Duitse SPD zit in dezelfde onmogelijke spagaat als PvdA
Sociaaldemocraten willen er voor zowel de arbeider als de middenklasse zijn.
Sociaaldemocraten wilden altijd arbeiders- en middenklasse verbinden. Maar wat als die niet meer verbonden willen worden, vraag ik vandaag in NRC.
De sociaaldemocraten in Duitsland dreigen dezelfde fout te maken als de PvdA in Nederland. De partij weigert afscheid te nemen van een slinkend deel van de achterban en loopt daarmee het risico dat het een grotere groep kiezers van zich vervreemdt.
De PvdA zag in maart hoogopgeleide kiezers met een optimistische kijk op de wereld overlopen naar D66 en GroenLinks. Veel laagopgeleiden en werklozen waren al naar de PVV of de SP overgestapt.
Toch richtte de partij zich nadrukkelijk op die tweede groep, bijvoorbeeld met het voorstel om flexwerk aan banden leggen en om goedkope arbeidskrachten uit Oost-Europa te weren. Jan met de pet was er niet van onder de indruk, maar Roderik in de grote stad vroeg zich af wat hij nog bij de PvdA te zoeken had.
Zelfde spanning in Duitsland
De SPD voelt diezelfde spanning. In het verkiezingsprogramma — Duitsland kiest op 24 september een nieuwe Bondsdag — staan onder meer hogere belastingen voor de rijken en voorstellen om tijdelijke contracten terug te dringen, twee maatregelen waarvan de gewone arbeider moet profiteren. Maar daarnaast willen de sociaaldemocraten het ouderschapsverlof versoepelen en pleiten ze voor ‘sociale rechtvaardigheid’. Dat moet juist tweeverdieners met een middeninkomen aanspreken.

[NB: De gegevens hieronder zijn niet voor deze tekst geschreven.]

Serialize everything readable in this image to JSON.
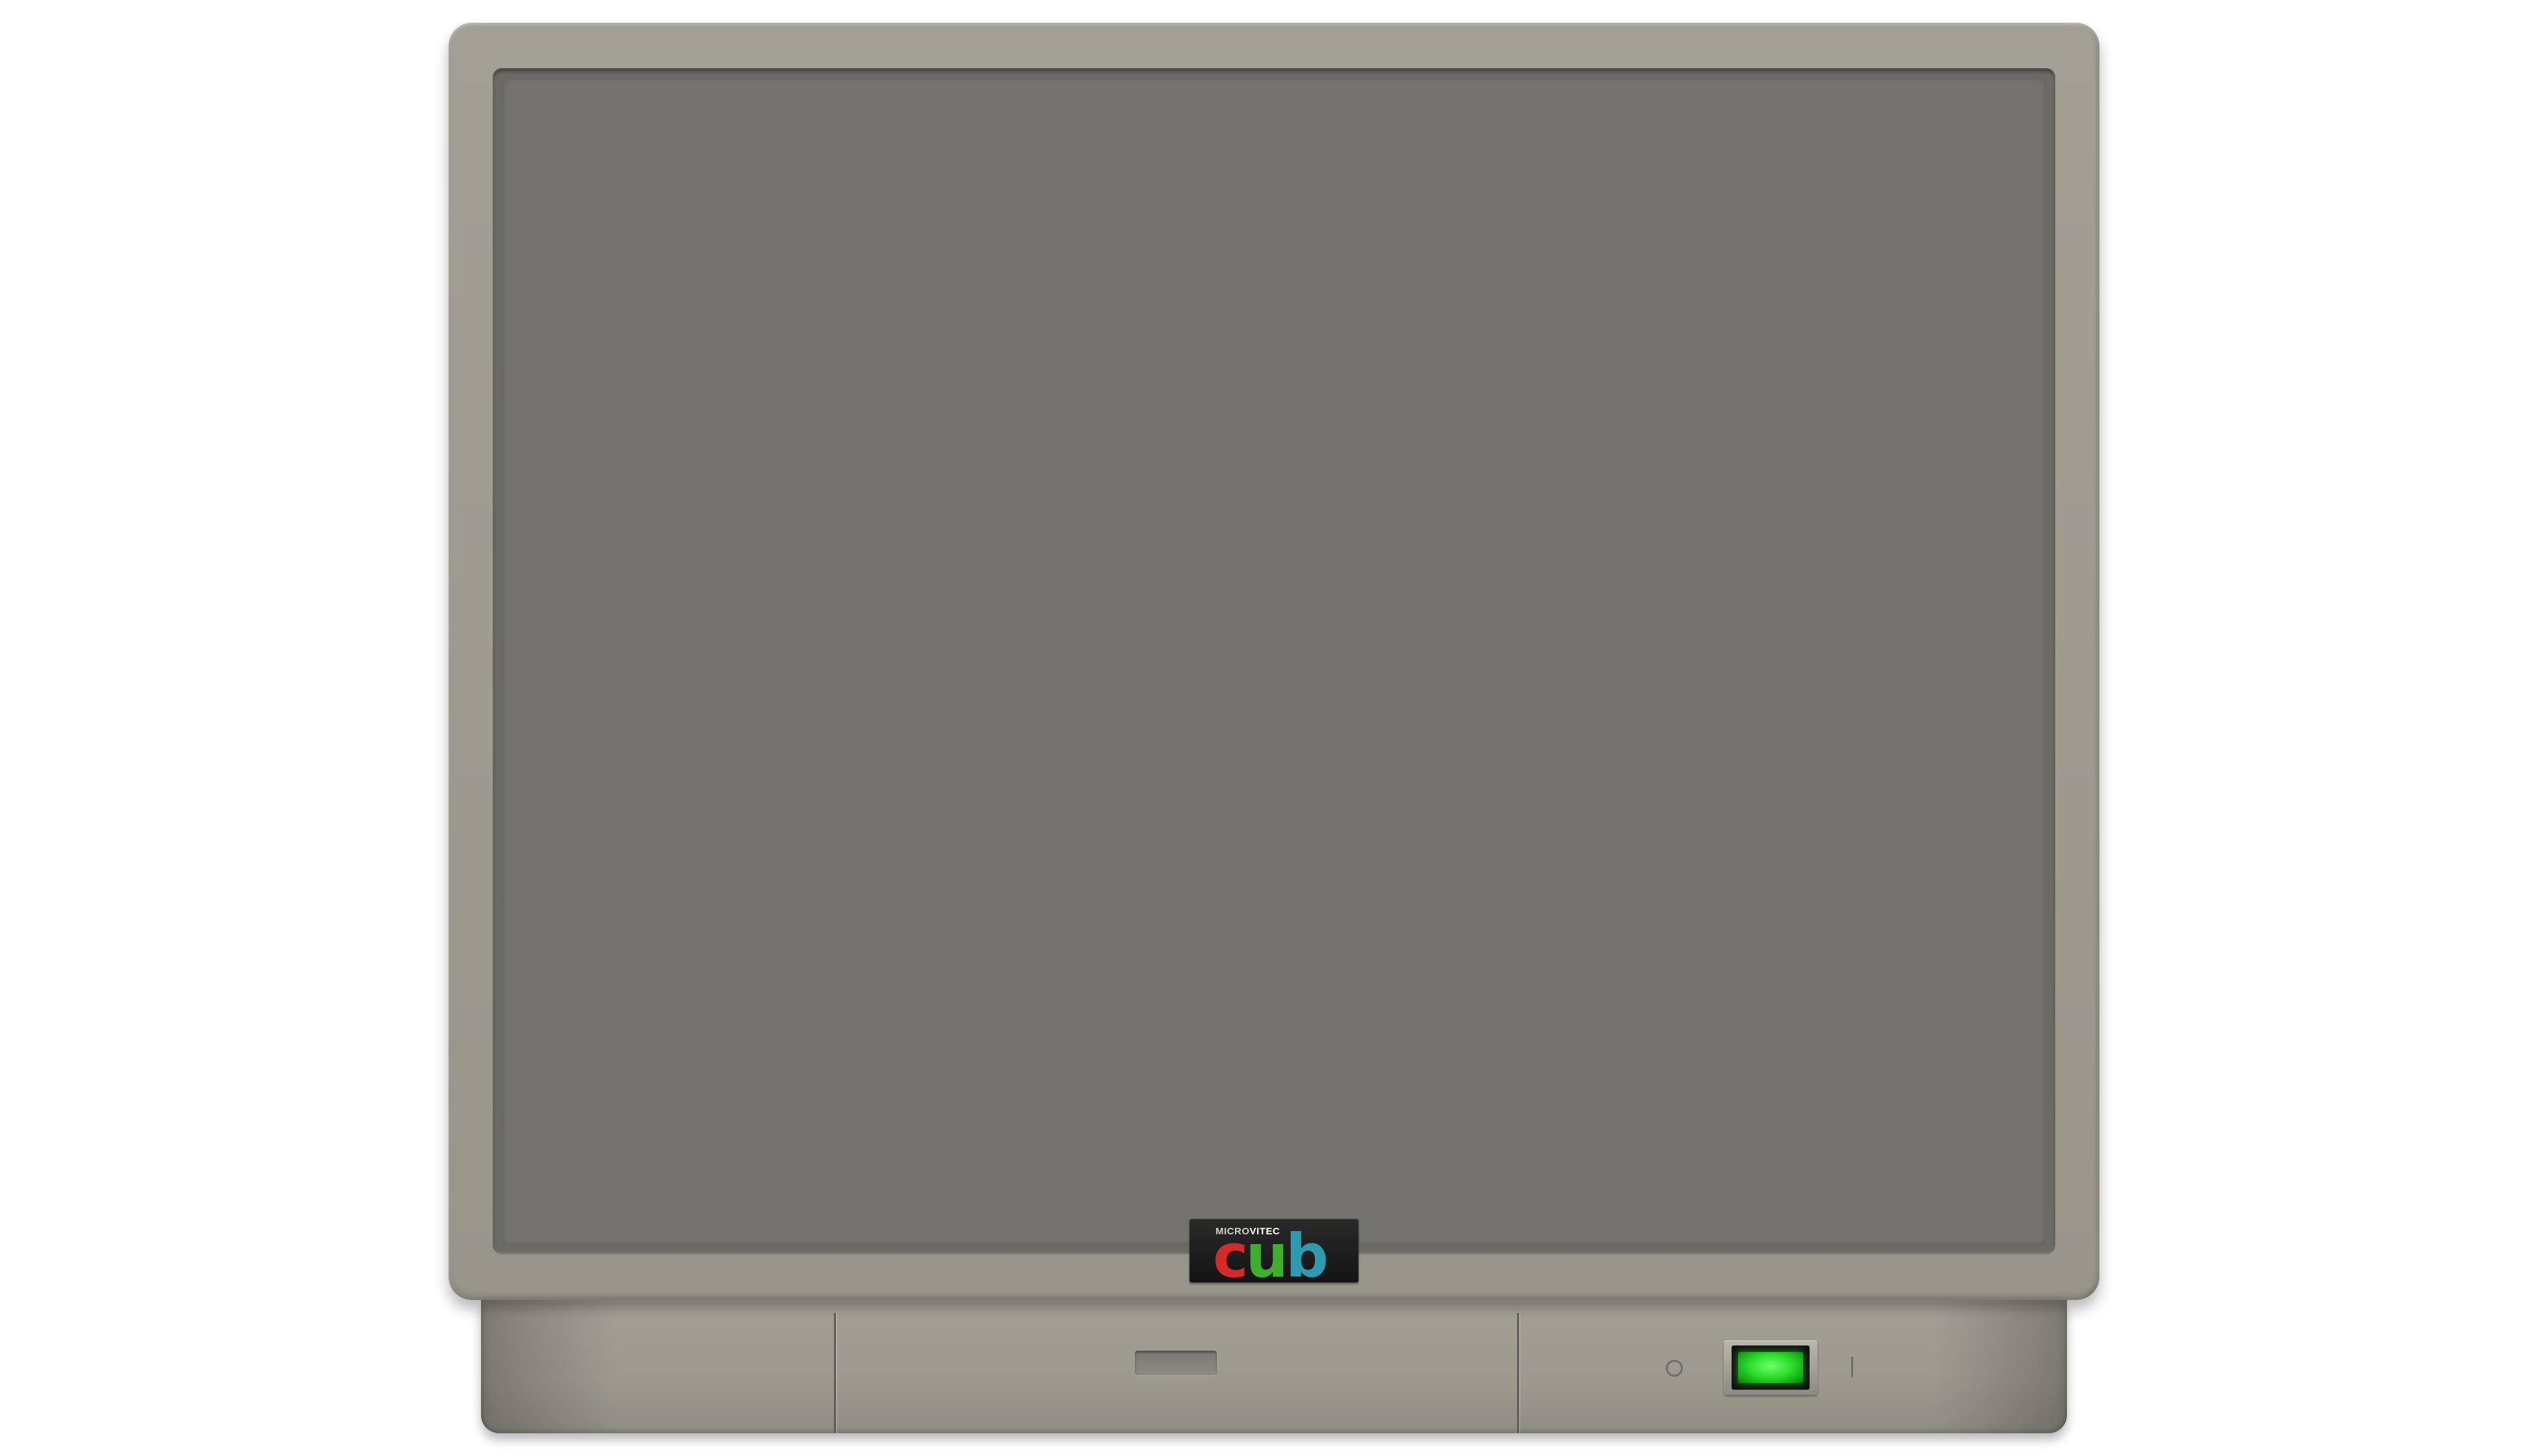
{
  "monitor": {
    "brand_prefix": "MICRO",
    "brand_suffix": "VITEC",
    "model_letters": [
      {
        "char": "c",
        "color": "#d42a2a"
      },
      {
        "char": "u",
        "color": "#3fae2f"
      },
      {
        "char": "b",
        "color": "#2b9bb0"
      }
    ],
    "screen_color": "#74736d",
    "bezel_color": "#9d9a90"
  },
  "power": {
    "state": "on",
    "lamp_color": "#2ce02c"
  }
}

In die dubbelzinnigheid schuilt het probleem: de partij wil er voor iedereen zijn, maar dat gaat niet. De fabrieksarbeider en de vrachtwagenchauffeur hebben heel andere wensen en belangen dan de docent en de fysiotherapeut.
De eerste groep ziet en voelt vooral de keerzijden van open grenzen; de laatste profiteert ervan. Progressieve kiezers maken zich druk om LHBT-rechten en genderkwesties die de meeste arbeiders koud laten.
Een linkse arbeiderspartij wordt zo een contradictio in terminis. De PvdA kwam daar begin dit jaar achter. De Franse socialisten ervaren dat nu ook. De Duitsers stevenen nog niet op zo’n kolossale verkiezingsnederlaag af, maar kans om de grootste te worden maken ze niet meer.
Het zit in het sociaaldemocratische bloed om de arbeiders- en de middenklasse te verbinden, maar wat als die twee niet meer verbonden willen worden?
Lage inkomens naar de flanken
De meeste Duitsers met een laag inkomen kiezen al voor extreemlinks (Die Linke) of extreemrechts (AfD). Nog maar 17 procent van de SPD-achterban werkt met de handen. De rest zit op kantoor, staat voor de klas of werkt vanuit huis. Die kiezers willen niet dat hun partij illiberale trekken aanneemt in een poging lageropgeleiden terug te winnen.
En het is maar de vraag of zo’n poging de moeite waard is. Net als in Nederland voelt de oude SPD-stemmer zich in de steek gelaten.
De partij versoberde begin deze eeuw de sociale zekerheid en versoepelde de arbeidsmarkt. Ook worden de sociaaldemocraten (mede-)verantwoordelijk gehouden voor het mislukken van de multiculturele samenleving. Dat vertrouwen is niet eenvoudig terug te winnen. Probeert de SPD dat toch, dan verwaarloost het de kiezers die het nog heeft.